Veinticuatro años después de la creación del marco legal para el desarrollo del sector se instaló la empresa finlandesa Botnia, que después pasó a llamarse UPM y que generó un conflicto con la Argentina que debió dirimirse en la Corte Internacional de Justicia de La Haya.
Ahora desembarcó Montes del Plata, una sociedad de capitales suecos, finlandeses y chilenos que promete incorporar «no solamente la mejor tecnología del mundo» sino «implantar un modelo de relaciones con la comunidad, con base en la transparencia y eficiencia», según dijo el chileno Matías Domeyko, director de la compañía.
«Esta inversión no solamente se trata de ganancia para las empresas. Hará que Uruguay sea uno de los principales productores de celulosa del mundo» y «esta nueva planta, un ejemplo en el mundo», agregó Erwin Kaufmann, gerente general de Montes del Plata.
Aseguró que el emprendimiento busca «no sólo prosperidad para la empresa, sino también para la sociedad», haciendo hincapié en el compromiso de respetar el medio ambiente, luego de los numerosos cuestionamientos que tuvo UPM.
Los inversionistas extranjeros admitieron que eligieron Uruguay porque es un país que «presenta condiciones de crecimiento únicas, excepcionales a nivel mundial en lo forestal».
«Se ve en muy pocos países del mundo, pero nosotros tomamos esta decisión porque hay un clima favorable a la inversión, instituciones respetables, creíbles, serias, algo que no se da en todas partes», complementó Domeyko.
La nueva planta de celulosa no generó, esta vez, el conflicto que provocó UPM, pero todavía se escuchan algunas voces disidentes que advierten sobre los riesgos, a mediano y largo plazo, para la salud de la población y para el ecosistema regional.
El exviceministro de Ganadería, Agricultura y Pesca Andrés Berterreche (2005-2010), que además es ingeniero agrónomo de profesión, dijo en algún momento que «éste no es el tipo de inversión forestal a la que apunta el Gobierno», sino el de «madera de valor agregado».
El actual presidente del país, José Mujica, que también fue ministro de Ganadería, Agricultura y Pesca en el Gobierno anterior que encabezó el médico oncólogo Tabaré Vázquez, dijo en 2005 que no era partidario de impulsar la industria de la pulpa de papel.
«No es mi modelo de país.
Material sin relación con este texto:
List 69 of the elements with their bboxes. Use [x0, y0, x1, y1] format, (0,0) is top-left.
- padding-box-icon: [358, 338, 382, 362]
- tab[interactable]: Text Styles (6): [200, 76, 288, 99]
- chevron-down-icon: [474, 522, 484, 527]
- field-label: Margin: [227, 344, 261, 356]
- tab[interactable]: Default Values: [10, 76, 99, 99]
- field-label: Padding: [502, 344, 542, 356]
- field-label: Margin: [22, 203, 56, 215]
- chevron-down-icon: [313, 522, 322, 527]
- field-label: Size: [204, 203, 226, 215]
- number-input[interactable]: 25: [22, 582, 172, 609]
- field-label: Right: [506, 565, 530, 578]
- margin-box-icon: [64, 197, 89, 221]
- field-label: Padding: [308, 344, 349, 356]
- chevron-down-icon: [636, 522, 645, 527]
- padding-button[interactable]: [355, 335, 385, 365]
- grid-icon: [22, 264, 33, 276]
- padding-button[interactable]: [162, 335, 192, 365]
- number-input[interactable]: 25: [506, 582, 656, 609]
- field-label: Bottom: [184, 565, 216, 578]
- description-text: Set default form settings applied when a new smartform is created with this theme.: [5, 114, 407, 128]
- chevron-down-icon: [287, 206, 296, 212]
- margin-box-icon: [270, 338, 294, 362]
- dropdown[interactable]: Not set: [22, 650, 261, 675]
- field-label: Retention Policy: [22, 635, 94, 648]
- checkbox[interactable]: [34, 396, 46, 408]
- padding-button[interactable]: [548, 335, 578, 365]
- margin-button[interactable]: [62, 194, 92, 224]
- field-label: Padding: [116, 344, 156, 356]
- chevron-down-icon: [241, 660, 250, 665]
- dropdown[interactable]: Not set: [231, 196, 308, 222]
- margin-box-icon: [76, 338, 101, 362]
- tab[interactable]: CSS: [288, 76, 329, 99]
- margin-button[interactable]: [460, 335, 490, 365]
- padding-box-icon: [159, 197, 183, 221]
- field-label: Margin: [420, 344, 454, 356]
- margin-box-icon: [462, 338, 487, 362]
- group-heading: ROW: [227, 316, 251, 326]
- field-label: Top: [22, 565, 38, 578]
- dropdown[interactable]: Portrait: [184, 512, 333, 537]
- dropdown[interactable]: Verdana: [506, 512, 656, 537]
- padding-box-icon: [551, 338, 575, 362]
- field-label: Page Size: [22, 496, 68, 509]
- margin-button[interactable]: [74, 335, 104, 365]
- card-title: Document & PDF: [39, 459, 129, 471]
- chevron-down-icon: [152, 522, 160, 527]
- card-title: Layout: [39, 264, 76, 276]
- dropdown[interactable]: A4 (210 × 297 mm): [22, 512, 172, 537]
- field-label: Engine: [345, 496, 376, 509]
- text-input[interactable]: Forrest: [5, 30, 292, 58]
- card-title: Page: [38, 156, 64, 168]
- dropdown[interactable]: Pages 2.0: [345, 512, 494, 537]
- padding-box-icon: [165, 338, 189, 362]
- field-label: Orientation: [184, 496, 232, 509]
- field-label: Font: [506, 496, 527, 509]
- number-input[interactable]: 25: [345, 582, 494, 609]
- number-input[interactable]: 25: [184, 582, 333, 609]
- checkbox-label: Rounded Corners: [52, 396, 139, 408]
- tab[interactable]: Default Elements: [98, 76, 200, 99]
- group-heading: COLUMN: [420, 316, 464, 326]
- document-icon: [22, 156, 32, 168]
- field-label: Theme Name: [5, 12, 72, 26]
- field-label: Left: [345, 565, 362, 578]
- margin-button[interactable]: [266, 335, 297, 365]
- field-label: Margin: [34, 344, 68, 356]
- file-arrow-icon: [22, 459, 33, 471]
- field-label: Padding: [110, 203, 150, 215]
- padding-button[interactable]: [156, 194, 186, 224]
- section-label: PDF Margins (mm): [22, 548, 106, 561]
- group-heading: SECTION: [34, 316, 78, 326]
Quisiera trabajar en un país que concilie el árbol, la vaca y la oveja. En todo caso, un país que genere madera, pero para trabajar», dijo en una entrevista publicada ese año.
Sin embargo, las cosas se fueron dando de otra forma. Las inversiones eran gigantescas para el pequeño país sudamericano, que terminó aceptando la nueva realidad.
En un plazo estimado de dos años, Uruguay tendrá en funcionamiento dos gigantescas plantas que producirán unos dos millones de toneladas de celulosa al año.